Colo begins by investigating the plight of a family, strained but still intact. But by the end, there is no longer a family. There is a woman who has abandoned her family and returned to a kind of collegiate single life, making ends meet by taking an apartment with a roommate. There is a man who has insinuated himself into a different family that is not his own, an impostor and a potential molester. And there is a teen runaway, prepared to live on the streets of Lisbon, with no job and no prospects. According to Villaverde, the economic crisis caused by Portugal’s austerity program has done more than erode the social safety net and throw thousands off the job rolls. It has disrupted the stability of the bourgeoisie that has traditionally comprised the European middle class. These people are not simply hurting; they are losing the very essence of who they are.

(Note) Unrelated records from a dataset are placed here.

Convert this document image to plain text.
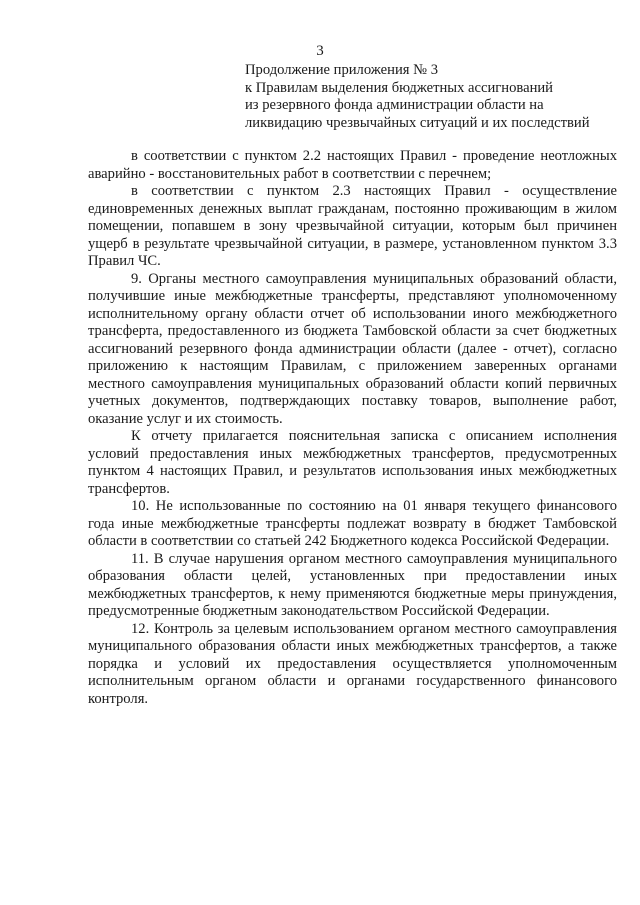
3
Продолжение приложения № 3
к Правилам выделения бюджетных ассигнований
из резервного фонда администрации области на
ликвидацию чрезвычайных ситуаций и их последствий

в соответствии с пунктом 2.2 настоящих Правил - проведение неотложных аварийно - восстановительных работ в соответствии с перечнем;

в соответствии с пунктом 2.3 настоящих Правил - осуществление единовременных денежных выплат гражданам, постоянно проживающим в жилом помещении, попавшем в зону чрезвычайной ситуации, которым был причинен ущерб в результате чрезвычайной ситуации, в размере, установленном пунктом 3.3 Правил ЧС.

9. Органы местного самоуправления муниципальных образований области, получившие иные межбюджетные трансферты, представляют уполномоченному исполнительному органу области отчет об использовании иного межбюджетного трансферта, предоставленного из бюджета Тамбовской области за счет бюджетных ассигнований резервного фонда администрации области (далее - отчет), согласно приложению к настоящим Правилам, с приложением заверенных органами местного самоуправления муниципальных образований области копий первичных учетных документов, подтверждающих поставку товаров, выполнение работ, оказание услуг и их стоимость.

К отчету прилагается пояснительная записка с описанием исполнения условий предоставления иных межбюджетных трансфертов, предусмотренных пунктом 4 настоящих Правил, и результатов использования иных межбюджетных трансфертов.

10. Не использованные по состоянию на 01 января текущего финансового года иные межбюджетные трансферты подлежат возврату в бюджет Тамбовской области в соответствии со статьей 242 Бюджетного кодекса Российской Федерации.

11. В случае нарушения органом местного самоуправления муниципального образования области целей, установленных при предоставлении иных межбюджетных трансфертов, к нему применяются бюджетные меры принуждения, предусмотренные бюджетным законодательством Российской Федерации.

12. Контроль за целевым использованием органом местного самоуправления муниципального образования области иных межбюджетных трансфертов, а также порядка и условий их предоставления осуществляется уполномоченным исполнительным органом области и органами государственного финансового контроля.
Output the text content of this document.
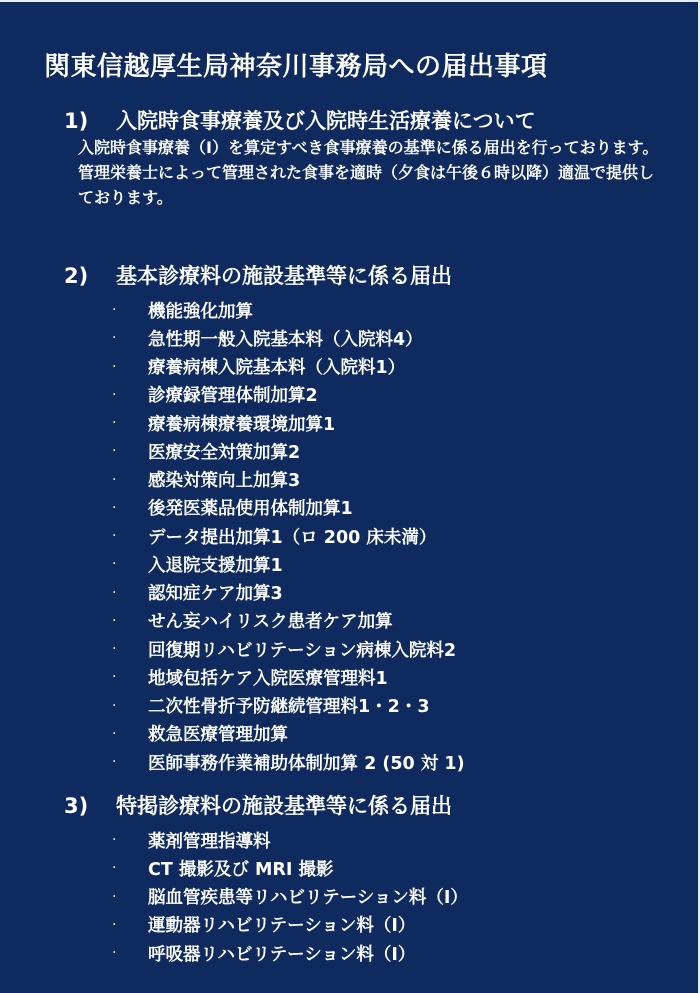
関東信越厚生局神奈川事務局への届出事項
1)	入院時食事療養及び入院時生活療養について
入院時食事療養（Ⅰ）を算定すべき食事療養の基準に係る届出を行っております。
管理栄養士によって管理された食事を適時（夕食は午後６時以降）適温で提供しております。
2)	基本診療料の施設基準等に係る届出
·	機能強化加算
·	急性期一般入院基本料（入院料4）
·	療養病棟入院基本料（入院料1）
·	診療録管理体制加算2
·	療養病棟療養環境加算1
·	医療安全対策加算2
·	感染対策向上加算3
·	後発医薬品使用体制加算1
·	データ提出加算1（ロ 200 床未満）
·	入退院支援加算1
·	認知症ケア加算3
·	せん妄ハイリスク患者ケア加算
·	回復期リハビリテーション病棟入院料2
·	地域包括ケア入院医療管理料1
·	二次性骨折予防継続管理料1・2・3
·	救急医療管理加算
·	医師事務作業補助体制加算 2 (50 対 1)
3)	特掲診療料の施設基準等に係る届出
·	薬剤管理指導料
·	CT 撮影及び MRI 撮影
·	脳血管疾患等リハビリテーション料（Ⅰ）
·	運動器リハビリテーション料（Ⅰ）
·	呼吸器リハビリテーション料（Ⅰ）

There are many points in the film at which Villaverde conveys this sense of loss through the cold emptiness of space. Not only do we continually see Marta and her father traversing desolate streets of closed warehouses and deserted streets as they move to and from the family’s apartment (which is isolated from the center of town). The apartment itself is under-furnished and undecorated, as though the parents never fully moved in, or have had to sell some of their belongings for spare cash. The kitchen in particular is notable for its lack of decor, made even starker when the electricity goes out. Only Marta’s room is filled with books, posters, and furniture, making her eventual fate all the more ironic. Her parents’ attempts to protect her from the consequences of austerity have failed spectacularly.
In a sense, Villaverde’s film is all about the failure to protect. “Colo” is a Portuguese word that suggests hugging or cradling, with implications of the womb. Villaverde uses the term slyly, but not ironically. The imposition of austerity is supposed to be a kind of pharmakon, the painful operation that ultimately saves the patient. It is constructed by the E.U. and organizations like the IMF as a form of “tough love.” What we see in Colo is instead a kind of smothering, as the evaporation of breathing room turns the family into a kind of death trap. Eventually, the middle-class identity that austerity measures are intended to preserve becomes a carapace, something the characters must shed in order to simply survive. Whether this process results in absolute psychosis, or the birth of a new class of revolutionary subject, remains to be seen.